Pierre Sauvalle : Notre actuelle série de dessin animé, Kabongo le Griot, est un concept tout à fait africain. Kabongo voyage à travers le monde à la recherche d’un disciple à qui enseigner son art. Sa manière de voir et de raconter le monde est assez ludique et très imagée. C’est en cela qu’elle est universelle. Le griot est plus qu’un simple conteur, il est capable d’aborder les événements par le biais de la pensée. C’est la force de la connaissance et de la sagesse.
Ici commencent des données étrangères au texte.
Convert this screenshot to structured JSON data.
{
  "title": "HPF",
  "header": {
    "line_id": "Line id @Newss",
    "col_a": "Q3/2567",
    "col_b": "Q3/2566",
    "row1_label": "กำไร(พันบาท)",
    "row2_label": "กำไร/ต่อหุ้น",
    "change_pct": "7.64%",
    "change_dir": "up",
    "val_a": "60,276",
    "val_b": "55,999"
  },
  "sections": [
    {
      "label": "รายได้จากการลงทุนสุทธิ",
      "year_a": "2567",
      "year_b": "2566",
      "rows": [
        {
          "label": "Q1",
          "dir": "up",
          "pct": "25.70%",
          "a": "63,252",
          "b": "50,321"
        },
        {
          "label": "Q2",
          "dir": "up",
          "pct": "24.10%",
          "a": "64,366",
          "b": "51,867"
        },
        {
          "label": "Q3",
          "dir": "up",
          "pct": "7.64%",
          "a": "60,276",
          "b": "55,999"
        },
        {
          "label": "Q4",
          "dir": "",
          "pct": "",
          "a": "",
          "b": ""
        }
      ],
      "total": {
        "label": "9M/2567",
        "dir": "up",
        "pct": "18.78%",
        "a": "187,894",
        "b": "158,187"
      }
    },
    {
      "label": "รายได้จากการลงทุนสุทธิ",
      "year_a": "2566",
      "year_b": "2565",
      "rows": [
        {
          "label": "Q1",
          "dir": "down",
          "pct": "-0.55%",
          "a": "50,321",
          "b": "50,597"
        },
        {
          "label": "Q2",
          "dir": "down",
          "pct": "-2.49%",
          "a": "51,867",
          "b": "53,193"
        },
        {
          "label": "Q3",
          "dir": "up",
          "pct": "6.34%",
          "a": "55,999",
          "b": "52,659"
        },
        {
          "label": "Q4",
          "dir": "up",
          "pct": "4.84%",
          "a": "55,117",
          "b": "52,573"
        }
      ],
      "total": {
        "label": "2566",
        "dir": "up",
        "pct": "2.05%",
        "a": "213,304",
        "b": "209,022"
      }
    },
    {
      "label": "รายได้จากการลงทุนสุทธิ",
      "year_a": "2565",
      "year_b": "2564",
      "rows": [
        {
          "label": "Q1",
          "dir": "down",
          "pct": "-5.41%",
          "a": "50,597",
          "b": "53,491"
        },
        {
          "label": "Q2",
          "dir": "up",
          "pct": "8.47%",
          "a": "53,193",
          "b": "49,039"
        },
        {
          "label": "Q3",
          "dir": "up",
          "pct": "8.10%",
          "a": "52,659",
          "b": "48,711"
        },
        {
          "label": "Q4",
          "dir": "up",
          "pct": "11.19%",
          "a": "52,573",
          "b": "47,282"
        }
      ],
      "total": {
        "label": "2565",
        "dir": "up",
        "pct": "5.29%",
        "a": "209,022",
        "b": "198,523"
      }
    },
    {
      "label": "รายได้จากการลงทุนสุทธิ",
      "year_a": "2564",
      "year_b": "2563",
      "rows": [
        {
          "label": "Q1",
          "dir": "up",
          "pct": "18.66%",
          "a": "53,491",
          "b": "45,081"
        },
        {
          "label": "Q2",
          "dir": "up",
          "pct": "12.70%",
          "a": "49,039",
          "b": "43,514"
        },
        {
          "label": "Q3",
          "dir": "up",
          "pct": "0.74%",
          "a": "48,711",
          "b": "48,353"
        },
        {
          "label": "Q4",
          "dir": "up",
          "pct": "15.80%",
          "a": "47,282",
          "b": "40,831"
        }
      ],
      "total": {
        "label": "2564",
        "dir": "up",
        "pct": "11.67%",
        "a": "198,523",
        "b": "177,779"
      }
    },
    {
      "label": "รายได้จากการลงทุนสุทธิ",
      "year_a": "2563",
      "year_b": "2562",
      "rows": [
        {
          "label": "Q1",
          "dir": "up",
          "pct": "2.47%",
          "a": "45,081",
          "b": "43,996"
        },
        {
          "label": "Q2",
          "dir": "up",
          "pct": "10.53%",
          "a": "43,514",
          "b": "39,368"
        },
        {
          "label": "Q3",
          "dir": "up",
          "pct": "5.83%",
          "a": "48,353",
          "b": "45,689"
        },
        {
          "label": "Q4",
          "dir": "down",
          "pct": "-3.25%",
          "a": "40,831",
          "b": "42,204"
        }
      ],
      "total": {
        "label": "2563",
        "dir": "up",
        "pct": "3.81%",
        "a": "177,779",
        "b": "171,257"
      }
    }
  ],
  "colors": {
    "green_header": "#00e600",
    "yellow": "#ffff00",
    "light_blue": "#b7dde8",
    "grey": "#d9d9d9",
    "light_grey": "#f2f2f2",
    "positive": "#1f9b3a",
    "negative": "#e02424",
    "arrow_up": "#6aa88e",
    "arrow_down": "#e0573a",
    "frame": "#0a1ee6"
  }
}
Afrik : Comment est né Kabongo ?

Pierre Sauvalle : Au départ, c’est moi qui ai écrit le concept. Puis j’ai pris des scénaristes professionnels en France et en Afrique. Tous les stories board (découpage des scènes de chaque épisode réalisé sous forme de bande dessinée, ndlr) et toutes les animations – la colorisation et le montage – sont ensuite faits à Dakar. Seule la post production (la bande son, ndlr) est faite à l’étranger, en France. Tout simplement parce que nous n’avons pas de studio de post production en Afrique de l’ouest. Nous n’avons personne de formé aux techniques de bruitage.

Afrik : Combien de personnes emploie Pictoon ?

Pierre Sauvalle : Entre 60 et 80 personnes. Toutes formées sur place. Nous avons notre propre département formation au studio.

Afrik : Cela a dû être très lourd à mettre en place ?

Pierre Sauvalle : Nous avons investi près de deux millions de FF en fonds propres. Pour un projet comme ça, il fallait se jeter à l’eau. C’est tellement lourd que si l’on attend après des subventions on ne se lance jamais. A nous de faire nos preuves puis de trouver des synergies pour soutenir ensuite le projet. Aujourd’hui nous avons besoin de souffle. Nous sommes à un seuil où nous devons trouver de nouveaux partenaires producteurs, distributeurs et financiers.

Afrik : Pensez-vous que le dessin animé africain puisse vraiment rapporter de l’argent ?

Pierre Sauvalle : 50% des devises de la Corée du Nord sont issues du dessin animé. Elle a entre 500 et 1 000 studios. Les séries européennes ou américaines sont toutes fabriquées en Asie, là où le coût de la main d’oeuvre est peu élevé. Il faut que les Africains comprennent que le potentiel de l’industrie du dessin animé est colossal. D’autant qu’un dessin animé, avec tout le marchandising qu’il y a à côté, reste un produit à très forte valeur ajoutée.

Afrik : Quels sont les atouts de l’Afrique dans le dessin animé ?

Pierre Sauvalle : Notre richesse culturelle et notre imaginaire. Toute une part d’évasion dont la jeunesse a besoin. Quand on regarde le succès planétaire de Kirikou (réalisé par un Français, ndlr) ou du Roi Lion – qui est d’ailleurs le dessin animé qui a rapporté le plus aux studios Disney – c’est assez révélateur. Il faut que nous sachions vendre notre culture ou d’autres s’en chargeront à notre place.